Weeks ago the Chinese government sought to downplay - but also admitted - an incident at Taishan nuclear plant near Hong Kong which involved damage to fuel rods, also amid wider suspicions of a radiation leak, mainly being spotlighted by entities based outside the country - most notably the French company that part owns and assists in operating the site which warned of an "imminent radiological threat".
Now adding to these suspicions of a much more serious incident than what China admitted, Taishan's operator has announced Friday that one of Taishan's reactors has been shut down for "maintenance". The Chinese government had dismissed what it called a "common" problem, citing no need for concern, while the China General Nuclear Power Group (CGN) on Friday issued a statement saying the reactor is "completely under control".
This after as CNN reported in mid-June the French operator took the very unusual step of reaching out to the US government for help:
While US officials have deemed the situation does not currently pose a severe safety threat to workers at the plant or Chinese public, it is unusual that a foreign company would unilaterally reach out to the American government for help when its Chinese state-owned partner is yet to acknowledge a problem exists. The scenario could put the US in a complicated situation should the leak continue or become more severe without being fixed.

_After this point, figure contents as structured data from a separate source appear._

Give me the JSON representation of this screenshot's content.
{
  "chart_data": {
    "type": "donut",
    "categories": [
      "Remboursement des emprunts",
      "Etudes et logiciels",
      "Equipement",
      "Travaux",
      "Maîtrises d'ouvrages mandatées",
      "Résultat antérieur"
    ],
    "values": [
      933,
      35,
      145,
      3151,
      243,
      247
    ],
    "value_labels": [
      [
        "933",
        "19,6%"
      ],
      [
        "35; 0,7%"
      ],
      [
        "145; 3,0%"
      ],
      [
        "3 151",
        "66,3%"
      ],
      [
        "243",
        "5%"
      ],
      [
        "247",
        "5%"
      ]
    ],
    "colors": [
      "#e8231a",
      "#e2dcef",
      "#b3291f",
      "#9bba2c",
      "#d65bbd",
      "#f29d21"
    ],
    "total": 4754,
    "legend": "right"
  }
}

Obviously this all suggested a potential serious cover-up in progress which further appeared to pit the French operator against Chinese authorities overseeing the plant. BBC in its latest reporting Friday referenced this internal conflict now leading to the Unit 1 shutdown at Taishan.
Referencing the French firm, BBC writes:
EDF later said a problem with fuel rods had led to the build-up of gases, which had to be released into the atmosphere. Fuel rods are sealed metal tubes which hold nuclear materials used to fuel the nuclear reactor.

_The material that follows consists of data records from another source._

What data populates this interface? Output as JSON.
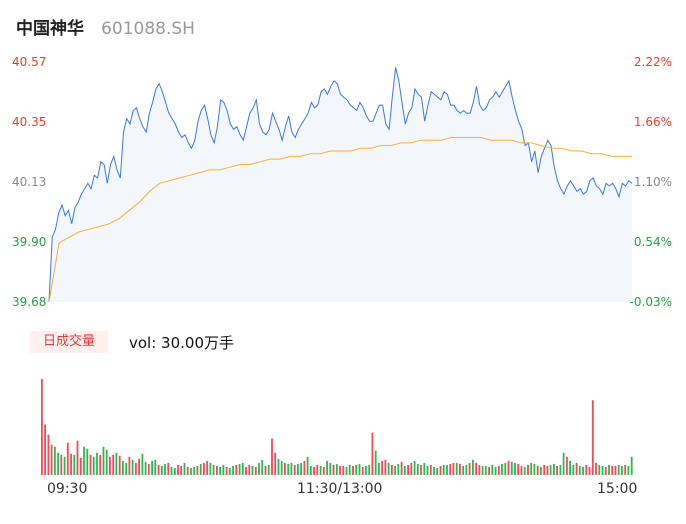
{
  "header": {
    "name": "中国神华",
    "code": "601088.SH"
  },
  "chart_data": {
    "type": "line",
    "price_ticks": [
      "40.57",
      "40.35",
      "40.13",
      "39.90",
      "39.68"
    ],
    "pct_ticks": [
      "2.22%",
      "1.66%",
      "1.10%",
      "0.54%",
      "-0.03%"
    ],
    "ylim": [
      39.68,
      40.57
    ],
    "time_labels": [
      "09:30",
      "11:30/13:00",
      "15:00"
    ],
    "series": [
      {
        "role": "price",
        "values": [
          39.68,
          39.92,
          39.95,
          40.01,
          40.04,
          40.0,
          40.02,
          39.97,
          40.03,
          40.05,
          40.08,
          40.1,
          40.12,
          40.1,
          40.15,
          40.14,
          40.2,
          40.19,
          40.12,
          40.19,
          40.22,
          40.17,
          40.14,
          40.31,
          40.36,
          40.34,
          40.39,
          40.4,
          40.36,
          40.33,
          40.31,
          40.38,
          40.42,
          40.47,
          40.49,
          40.46,
          40.42,
          40.38,
          40.36,
          40.34,
          40.31,
          40.29,
          40.3,
          40.27,
          40.25,
          40.28,
          40.35,
          40.39,
          40.41,
          40.36,
          40.3,
          40.27,
          40.33,
          40.43,
          40.42,
          40.39,
          40.34,
          40.32,
          40.33,
          40.3,
          40.28,
          40.33,
          40.38,
          40.4,
          40.43,
          40.34,
          40.31,
          40.3,
          40.32,
          40.38,
          40.35,
          40.32,
          40.28,
          40.33,
          40.37,
          40.31,
          40.29,
          40.32,
          40.34,
          40.36,
          40.38,
          40.42,
          40.4,
          40.41,
          40.46,
          40.47,
          40.45,
          40.48,
          40.5,
          40.49,
          40.45,
          40.44,
          40.43,
          40.41,
          40.4,
          40.39,
          40.42,
          40.4,
          40.37,
          40.35,
          40.35,
          40.38,
          40.41,
          40.41,
          40.34,
          40.32,
          40.44,
          40.55,
          40.5,
          40.42,
          40.34,
          40.38,
          40.4,
          40.47,
          40.45,
          40.44,
          40.35,
          40.41,
          40.46,
          40.45,
          40.44,
          40.43,
          40.46,
          40.45,
          40.41,
          40.41,
          40.39,
          40.38,
          40.39,
          40.38,
          40.38,
          40.42,
          40.48,
          40.41,
          40.39,
          40.4,
          40.43,
          40.44,
          40.46,
          40.44,
          40.46,
          40.48,
          40.5,
          40.44,
          40.39,
          40.35,
          40.32,
          40.26,
          40.27,
          40.2,
          40.24,
          40.16,
          40.22,
          40.25,
          40.28,
          40.26,
          40.18,
          40.13,
          40.1,
          40.08,
          40.11,
          40.13,
          40.11,
          40.09,
          40.1,
          40.08,
          40.09,
          40.13,
          40.14,
          40.11,
          40.1,
          40.08,
          40.12,
          40.11,
          40.12,
          40.1,
          40.07,
          40.12,
          40.11,
          40.13,
          40.12
        ]
      },
      {
        "role": "average",
        "values": [
          39.68,
          39.9,
          39.92,
          39.94,
          39.95,
          39.96,
          39.97,
          39.99,
          40.02,
          40.05,
          40.09,
          40.12,
          40.13,
          40.14,
          40.15,
          40.16,
          40.17,
          40.17,
          40.18,
          40.19,
          40.19,
          40.2,
          40.21,
          40.21,
          40.22,
          40.22,
          40.23,
          40.23,
          40.24,
          40.24,
          40.24,
          40.25,
          40.25,
          40.26,
          40.26,
          40.27,
          40.27,
          40.28,
          40.28,
          40.28,
          40.29,
          40.29,
          40.29,
          40.29,
          40.28,
          40.28,
          40.28,
          40.27,
          40.27,
          40.26,
          40.25,
          40.25,
          40.24,
          40.24,
          40.23,
          40.23,
          40.22,
          40.22,
          40.22
        ]
      }
    ],
    "volume": {
      "values": [
        95,
        50,
        40,
        30,
        28,
        22,
        20,
        18,
        32,
        21,
        20,
        34,
        17,
        28,
        26,
        20,
        18,
        22,
        20,
        28,
        25,
        18,
        20,
        22,
        19,
        14,
        12,
        18,
        15,
        12,
        16,
        21,
        13,
        11,
        14,
        15,
        10,
        9,
        11,
        12,
        8,
        7,
        10,
        9,
        12,
        8,
        7,
        8,
        9,
        11,
        12,
        14,
        12,
        10,
        9,
        8,
        10,
        8,
        7,
        9,
        10,
        11,
        12,
        8,
        10,
        9,
        8,
        12,
        15,
        9,
        10,
        36,
        22,
        16,
        14,
        12,
        11,
        12,
        10,
        11,
        12,
        14,
        18,
        9,
        8,
        10,
        9,
        8,
        14,
        12,
        10,
        11,
        9,
        9,
        8,
        10,
        9,
        10,
        11,
        8,
        9,
        10,
        42,
        24,
        12,
        14,
        15,
        12,
        10,
        9,
        11,
        13,
        9,
        10,
        12,
        14,
        11,
        10,
        12,
        9,
        10,
        8,
        7,
        9,
        10,
        10,
        11,
        12,
        12,
        11,
        9,
        10,
        12,
        15,
        12,
        10,
        9,
        9,
        8,
        10,
        8,
        9,
        11,
        12,
        14,
        13,
        12,
        11,
        9,
        8,
        10,
        12,
        11,
        9,
        8,
        10,
        9,
        10,
        11,
        9,
        10,
        22,
        18,
        14,
        10,
        12,
        9,
        8,
        10,
        8,
        74,
        12,
        10,
        9,
        8,
        10,
        9,
        9,
        10,
        9,
        10,
        9,
        18
      ],
      "label": "日成交量",
      "text": "vol: 30.00万手"
    },
    "colors": {
      "up": "#f24957",
      "down": "#2db84d",
      "price_line": "#3c78d8",
      "avg_line": "#f2b233"
    }
  }
}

Last week an EDF spokesperson told CNN the French company would shut the plant down if it could. They said the decision lay with the Chinese operator. The situation at Taishan was "not an emergency" but nevertheless a "serious situation", the spokesperson added.
But now this statement: "After lengthy conversations between French and Chinese technical personnel, Taishan Nuclear Power Plant... decided to shut down Unit 1 for maintenance," China General Nuclear Power Group (CGN) said.
Taishan Nuclear Power Plant back in the headlines.— HUNTSMAN 🇺🇸 (@man_integrated) July 24, 2021
The French partner blew the whistle in June, and is again leaking to the international media about their concerns.
Major CYA ongoing here.
A shutdown would be bad.
A meltdown would be Fukushima-level impact or greater. https://t.co/VAT6rgnYPy pic.twitter.com/Bx5er6TU2E
The type of reactor the Tiashan facility has, the EPR, is somewhat experimental as it's the first operational one in the world as has been dubbed the "future" of nuclear energy reactors as it's supposed to be safer and more powerful. However, as one 2020 headline in Popular Mechanics emphasized, "France's revolutionary nuclear reactor is a leaky, expensive mess."
All of this potentially points to a more severe problem at the site than what's being publicly acknowledged. Referencing the initial EDF letter sent to the US Department of Energy in June, one regional report says the Chinese may be covering up a growing radiation leak.
EDF had previously spelled out that if the reactor were located in France, it would without doubt shut it down - but that this was the decision of the Chinese government.
EDF says that based on latest data it would shut down the Taishan No. 1 nuclear reactor *if it was in France*, but that it's not its decision— David Sheppard (@OilSheppard) July 22, 2021
It's held an extraordinary board meeting with its China JV after a report of a possible radiation leak last month https://t.co/TDtQcrraYJ pic.twitter.com/XwISah2AFY
"In the letter, the French power company reportedly accused the Chinese safety authority of raising the acceptable level of radiation outside the power plant, a report denied by the Chinese government. While the ministry of ecology and environment admitted the power plant had five broken fuel rods, it said no radioactivity leaked," according to Hindustan Times.